What is an ophthalmologist?

An ophthalmologist is a medical and surgical specialist who deals with eyes and eyelids, trained to perform eye exams, diagnose and treat eye diseases and conditions, prescribe medication and can perform eye surgery.

What sort of conditions do you treat?

This depends on age. For example, Ophthalmologists deal with cataracts, glaucoma and macular degeneration in the elderly. Cataracts develop when the lens becomes cloudy and vision blurs, even with glasses.
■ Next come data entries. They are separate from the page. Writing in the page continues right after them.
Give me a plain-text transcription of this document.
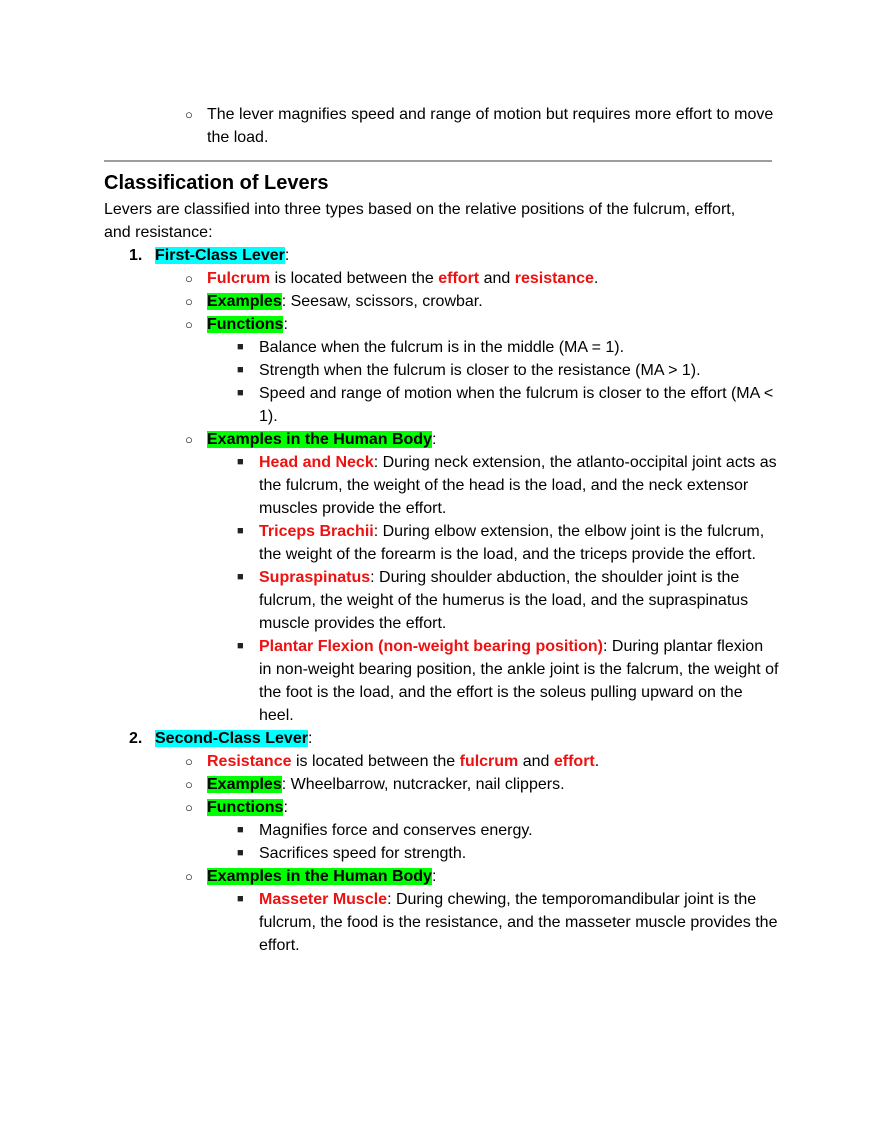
○ The lever magnifies speed and range of motion but requires more effort to move the load.
Classification of Levers

Levers are classified into three types based on the relative positions of the fulcrum, effort, and resistance:

1. First-Class Lever:
○ Fulcrum is located between the effort and resistance.
○ Examples: Seesaw, scissors, crowbar.
○ Functions:
■ Balance when the fulcrum is in the middle (MA = 1).
■ Strength when the fulcrum is closer to the resistance (MA > 1).
■ Speed and range of motion when the fulcrum is closer to the effort (MA < 1).
○ Examples in the Human Body:
■ Head and Neck: During neck extension, the atlanto-occipital joint acts as the fulcrum, the weight of the head is the load, and the neck extensor muscles provide the effort.
■ Triceps Brachii: During elbow extension, the elbow joint is the fulcrum, the weight of the forearm is the load, and the triceps provide the effort.
■ Supraspinatus: During shoulder abduction, the shoulder joint is the fulcrum, the weight of the humerus is the load, and the supraspinatus muscle provides the effort.
■ Plantar Flexion (non-weight bearing position): During plantar flexion in non-weight bearing position, the ankle joint is the falcrum, the weight of the foot is the load, and the effort is the soleus pulling upward on the heel.
2. Second-Class Lever:
○ Resistance is located between the fulcrum and effort.
○ Examples: Wheelbarrow, nutcracker, nail clippers.
○ Functions:
■ Magnifies force and conserves energy.
■ Sacrifices speed for strength.
○ Examples in the Human Body:
■ Masseter Muscle: During chewing, the temporomandibular joint is the fulcrum, the food is the resistance, and the masseter muscle provides the effort.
The patient will require surgery to replace the lens and restore vision. Glaucoma is condition during which pressure in the eye increases, resulting in a damaged optic nerve. It can cause permanent blindness if not detected early. Macular degeneration is a degenerative disease of the nerve of the eye, the retina, which also results in vision loss. For younger patients, Ophthalmologist often deal with pink eye and other infections, trauma to the eye from sport or other injuries, and even squints, which require surgery or can be treated with glasses.

How does your speciality differ from an optometrist?

Optometrists prescribe glasses and corrective lenses, and detect possible medical conditions of the eye in order to refer the patient to an ophthalmologist. They study for four years and are not medical doctors. An ophthalmologist, in comparison, takes a minimum of 14 years to qualify for private practice. They complete a degree in medicine first (seven years), then an internship and community service (three years) and thereafter, specialise (four years).